Jennifer - we keep all our farm stuff separate from each other. We have a small meat csa where we sell chickens, turkeys, lamb, and pork on a share basis (the customer buys either a full share or a half share). We also sell chickens, turkeys, kids, eggs, a little milk, and soap products. Each item we sell has it own expense/income sheet (actually it's own separate tab in an excel spreadsheet). Then we roll up all the various products into a master farm spreadsheet. That way we can figure out which part of the business makes money/breaks even/loses money and we can adjust our prices accordingly. We also know how the farm is doing as a whole. For instance, we know that lamb, while we sell every lamb we have (and could sell more), we tend to lose money because of the cost of winter hay and keeping breeding stock year-round. But, we tend to do pretty well with turkeys. So, even though one aspect might not be a big money-maker, something else might take up the slack. We can decide which way to focus our business.

This actually is one thing that we're pretty good with and keep pretty good records on so I'm happy to help if I can.
HTH.
Elizabeth


----------



## jimandpj (Mar 11, 2008)

It's all grouped together here. Our goats are a part of the soap business and are actually counted as part of our COGS. Any goats we sell are counted as income and differentiated the way we differentiate bar soaps from liquid soaps from bath bombs. I don't know if that helps or not. 

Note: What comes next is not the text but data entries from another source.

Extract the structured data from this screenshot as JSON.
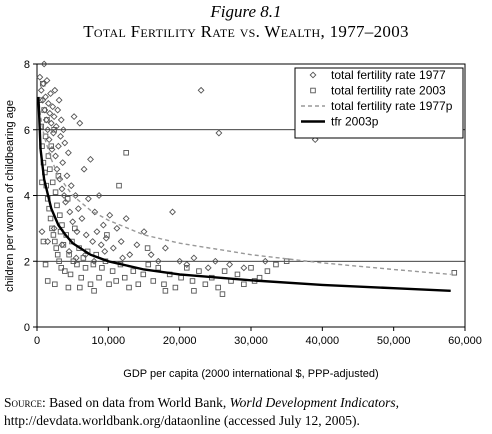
{
  "figure": {
    "label": "Figure 8.1",
    "title": "Total Fertility Rate vs. Wealth, 1977–2003"
  },
  "source": {
    "prefix": "Source:",
    "text1": " Based on data from World Bank, ",
    "italic": "World Development Indicators,",
    "text2": " http://devdata.worldbank.org/dataonline (accessed July 12, 2005)."
  },
  "chart_data": {
    "type": "scatter",
    "xlabel": "GDP per capita (2000 international $, PPP-adjusted)",
    "ylabel": "children per woman of childbearing age",
    "xlim": [
      0,
      60000
    ],
    "ylim": [
      0,
      8
    ],
    "xticks": [
      0,
      10000,
      20000,
      30000,
      40000,
      50000,
      60000
    ],
    "xtick_labels": [
      "0",
      "10,000",
      "20,000",
      "30,000",
      "40,000",
      "50,000",
      "60,000"
    ],
    "yticks": [
      0,
      2,
      4,
      6,
      8
    ],
    "ytick_labels": [
      "0",
      "2",
      "4",
      "6",
      "8"
    ],
    "grid": "horizontal",
    "legend_position": "top-right",
    "series": [
      {
        "name": "total fertility rate 1977",
        "kind": "scatter",
        "marker": "diamond",
        "color": "#555555",
        "points": [
          [
            400,
            7.6
          ],
          [
            600,
            7.2
          ],
          [
            800,
            6.9
          ],
          [
            900,
            7.4
          ],
          [
            1000,
            8.0
          ],
          [
            1100,
            6.6
          ],
          [
            1200,
            7.0
          ],
          [
            1300,
            6.3
          ],
          [
            1400,
            7.5
          ],
          [
            1500,
            6.0
          ],
          [
            1600,
            6.8
          ],
          [
            1700,
            5.7
          ],
          [
            1800,
            6.5
          ],
          [
            1900,
            7.1
          ],
          [
            2000,
            6.2
          ],
          [
            2100,
            5.4
          ],
          [
            2200,
            6.7
          ],
          [
            2300,
            5.9
          ],
          [
            2400,
            6.4
          ],
          [
            2500,
            7.2
          ],
          [
            2600,
            5.2
          ],
          [
            2700,
            6.1
          ],
          [
            2800,
            4.8
          ],
          [
            2900,
            6.6
          ],
          [
            3000,
            5.5
          ],
          [
            3100,
            6.9
          ],
          [
            3200,
            4.5
          ],
          [
            3300,
            5.8
          ],
          [
            3400,
            6.3
          ],
          [
            3500,
            4.2
          ],
          [
            3600,
            5.0
          ],
          [
            3700,
            6.0
          ],
          [
            3800,
            4.0
          ],
          [
            3900,
            5.6
          ],
          [
            4000,
            3.8
          ],
          [
            4200,
            4.6
          ],
          [
            4400,
            5.3
          ],
          [
            4600,
            3.5
          ],
          [
            4800,
            4.3
          ],
          [
            5000,
            3.2
          ],
          [
            5200,
            6.4
          ],
          [
            5400,
            4.0
          ],
          [
            5600,
            2.9
          ],
          [
            5800,
            3.6
          ],
          [
            6000,
            6.2
          ],
          [
            6300,
            3.3
          ],
          [
            6600,
            4.8
          ],
          [
            6900,
            2.8
          ],
          [
            7200,
            3.9
          ],
          [
            7500,
            5.1
          ],
          [
            7800,
            2.6
          ],
          [
            8100,
            3.5
          ],
          [
            8400,
            2.9
          ],
          [
            8700,
            4.0
          ],
          [
            9000,
            2.5
          ],
          [
            9300,
            3.1
          ],
          [
            9700,
            2.7
          ],
          [
            10200,
            3.4
          ],
          [
            10700,
            2.4
          ],
          [
            11200,
            3.0
          ],
          [
            11800,
            2.6
          ],
          [
            12500,
            3.3
          ],
          [
            13000,
            2.2
          ],
          [
            14000,
            2.5
          ],
          [
            15000,
            2.9
          ],
          [
            16000,
            2.2
          ],
          [
            17000,
            2.0
          ],
          [
            18000,
            2.4
          ],
          [
            19000,
            3.5
          ],
          [
            20000,
            2.0
          ],
          [
            21000,
            1.9
          ],
          [
            22000,
            2.1
          ],
          [
            23000,
            7.2
          ],
          [
            24000,
            1.8
          ],
          [
            25000,
            2.0
          ],
          [
            25500,
            5.9
          ],
          [
            27000,
            1.9
          ],
          [
            29000,
            1.8
          ],
          [
            32000,
            2.0
          ],
          [
            39000,
            5.7
          ],
          [
            700,
            2.9
          ],
          [
            1500,
            2.6
          ],
          [
            2400,
            3.0
          ],
          [
            3500,
            2.5
          ],
          [
            4500,
            2.3
          ],
          [
            5500,
            2.1
          ],
          [
            6800,
            2.2
          ],
          [
            8000,
            2.0
          ],
          [
            9500,
            2.3
          ],
          [
            12000,
            2.1
          ]
        ]
      },
      {
        "name": "total fertility rate 2003",
        "kind": "scatter",
        "marker": "square",
        "color": "#555555",
        "points": [
          [
            500,
            6.9
          ],
          [
            600,
            6.1
          ],
          [
            700,
            5.5
          ],
          [
            800,
            7.4
          ],
          [
            900,
            5.0
          ],
          [
            1000,
            6.6
          ],
          [
            1100,
            4.7
          ],
          [
            1200,
            5.8
          ],
          [
            1300,
            4.3
          ],
          [
            1400,
            6.3
          ],
          [
            1500,
            3.9
          ],
          [
            1600,
            5.2
          ],
          [
            1700,
            3.6
          ],
          [
            1800,
            4.8
          ],
          [
            1900,
            3.3
          ],
          [
            2000,
            5.5
          ],
          [
            2100,
            3.0
          ],
          [
            2200,
            4.4
          ],
          [
            2300,
            2.8
          ],
          [
            2400,
            6.0
          ],
          [
            2500,
            2.6
          ],
          [
            2600,
            4.1
          ],
          [
            2700,
            2.4
          ],
          [
            2800,
            3.7
          ],
          [
            2900,
            2.2
          ],
          [
            3000,
            4.6
          ],
          [
            3100,
            2.0
          ],
          [
            3200,
            3.4
          ],
          [
            3300,
            2.9
          ],
          [
            3400,
            1.8
          ],
          [
            3500,
            3.1
          ],
          [
            3700,
            2.5
          ],
          [
            3900,
            1.7
          ],
          [
            4100,
            2.8
          ],
          [
            4300,
            3.9
          ],
          [
            4500,
            2.2
          ],
          [
            4700,
            1.6
          ],
          [
            4900,
            2.6
          ],
          [
            5100,
            2.0
          ],
          [
            5300,
            3.0
          ],
          [
            5600,
            1.9
          ],
          [
            5900,
            2.4
          ],
          [
            6200,
            1.5
          ],
          [
            6500,
            2.1
          ],
          [
            6800,
            1.8
          ],
          [
            7100,
            2.3
          ],
          [
            7500,
            1.3
          ],
          [
            7900,
            1.9
          ],
          [
            8300,
            2.2
          ],
          [
            8700,
            1.5
          ],
          [
            9100,
            1.8
          ],
          [
            9600,
            2.0
          ],
          [
            10100,
            1.3
          ],
          [
            10600,
            1.7
          ],
          [
            11100,
            1.4
          ],
          [
            11700,
            1.9
          ],
          [
            12300,
            1.5
          ],
          [
            12900,
            1.2
          ],
          [
            13500,
            1.7
          ],
          [
            14200,
            1.3
          ],
          [
            14900,
            1.6
          ],
          [
            15600,
            1.9
          ],
          [
            16300,
            1.4
          ],
          [
            17000,
            1.8
          ],
          [
            17800,
            1.3
          ],
          [
            18600,
            1.6
          ],
          [
            19400,
            1.2
          ],
          [
            20200,
            1.5
          ],
          [
            21000,
            1.8
          ],
          [
            21800,
            1.4
          ],
          [
            22700,
            1.7
          ],
          [
            23600,
            1.3
          ],
          [
            24500,
            1.5
          ],
          [
            25400,
            1.2
          ],
          [
            26300,
            1.7
          ],
          [
            27200,
            1.4
          ],
          [
            28100,
            1.6
          ],
          [
            29000,
            1.3
          ],
          [
            30000,
            1.8
          ],
          [
            31200,
            1.5
          ],
          [
            32300,
            1.7
          ],
          [
            33500,
            1.9
          ],
          [
            35000,
            2.0
          ],
          [
            26000,
            1.0
          ],
          [
            58500,
            1.65
          ],
          [
            9800,
            2.8
          ],
          [
            11500,
            4.3
          ],
          [
            12500,
            5.3
          ],
          [
            4400,
            1.2
          ],
          [
            2500,
            1.3
          ],
          [
            1500,
            1.4
          ],
          [
            700,
            4.4
          ],
          [
            900,
            2.6
          ],
          [
            1200,
            1.9
          ],
          [
            6000,
            1.2
          ],
          [
            8000,
            1.1
          ],
          [
            15500,
            2.4
          ],
          [
            18000,
            1.1
          ],
          [
            22000,
            1.1
          ],
          [
            30500,
            1.4
          ]
        ]
      },
      {
        "name": "total fertility rate 1977p",
        "kind": "line",
        "style": "dashed",
        "color": "#999999",
        "x": [
          200,
          500,
          1000,
          2000,
          3000,
          4000,
          5000,
          7500,
          10000,
          15000,
          20000,
          30000,
          40000,
          50000,
          58000
        ],
        "y": [
          7.0,
          6.4,
          5.8,
          5.1,
          4.6,
          4.3,
          4.0,
          3.55,
          3.25,
          2.8,
          2.55,
          2.2,
          1.95,
          1.75,
          1.6
        ]
      },
      {
        "name": "tfr 2003p",
        "kind": "line",
        "style": "solid",
        "color": "#000000",
        "x": [
          200,
          500,
          1000,
          2000,
          3000,
          4000,
          5000,
          7500,
          10000,
          15000,
          20000,
          30000,
          40000,
          50000,
          58000
        ],
        "y": [
          7.0,
          5.4,
          4.5,
          3.6,
          3.1,
          2.8,
          2.55,
          2.2,
          2.0,
          1.75,
          1.6,
          1.42,
          1.28,
          1.18,
          1.1
        ]
      }
    ]
  }
}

I don't think there is a right or wrong way to do it - you just need to be able to get to the information if you (or your accountant) wants to know something. At least that is how it has worked for us so far. My accountant depreciates the goats we have purchased so I have to tell him by name who has been sold each year. 

PJ


----------



## Faye Farms (Sep 14, 2009)

I have everything grouped together to. The soap just counts as another farm product.


----------



## LynninTX (Oct 25, 2007)

Ours is separate. My dh does the taxes and they started separate because I was not making soap at the time we started Gifts From Our Hands... I asked about combining them now, but he said no since GFOH also has the candles, knitting, gift baskets, sewing, and well lots of other things... 

So we file as 3 separate businesses - Farm, GFOH, and his pool cleaning.


----------



## LynninTX (Oct 25, 2007)

Oh and even though our farm shares a market booth with GFOH... the records are recorded separately.


----------



## Aja-Sammati (Oct 26, 2007)

Separate. The goats are the farm and the soap is my self employed small business. My soap makes a profit, the farm doesn't always...fluctuating feed prices and mileage kill me.

Editing to add- Even buying my milk for soap at actual production cost doesn't earn the goats enough money, btw! I was shocked...it is because 1 gallon of milk makes so much profit as soap :? A mixed blessing!


----------



## NubianSoaps.com (Oct 26, 2007)

Together although I do keep seperate books for goats, and soap company for myself. But then I am one of those anal folks who also knows who is pulling her weight and who is not out at the barn (saleable milk, saleable kids etc...) Vicki


----------



## Aja-Sammati (Oct 26, 2007)

> saleable milk


 That would make a completely different story!


----------



## Kalne (Oct 25, 2007)

Ours is all together.


----------



## jdranch (Jan 31, 2010)

thanks for all the replies!


----------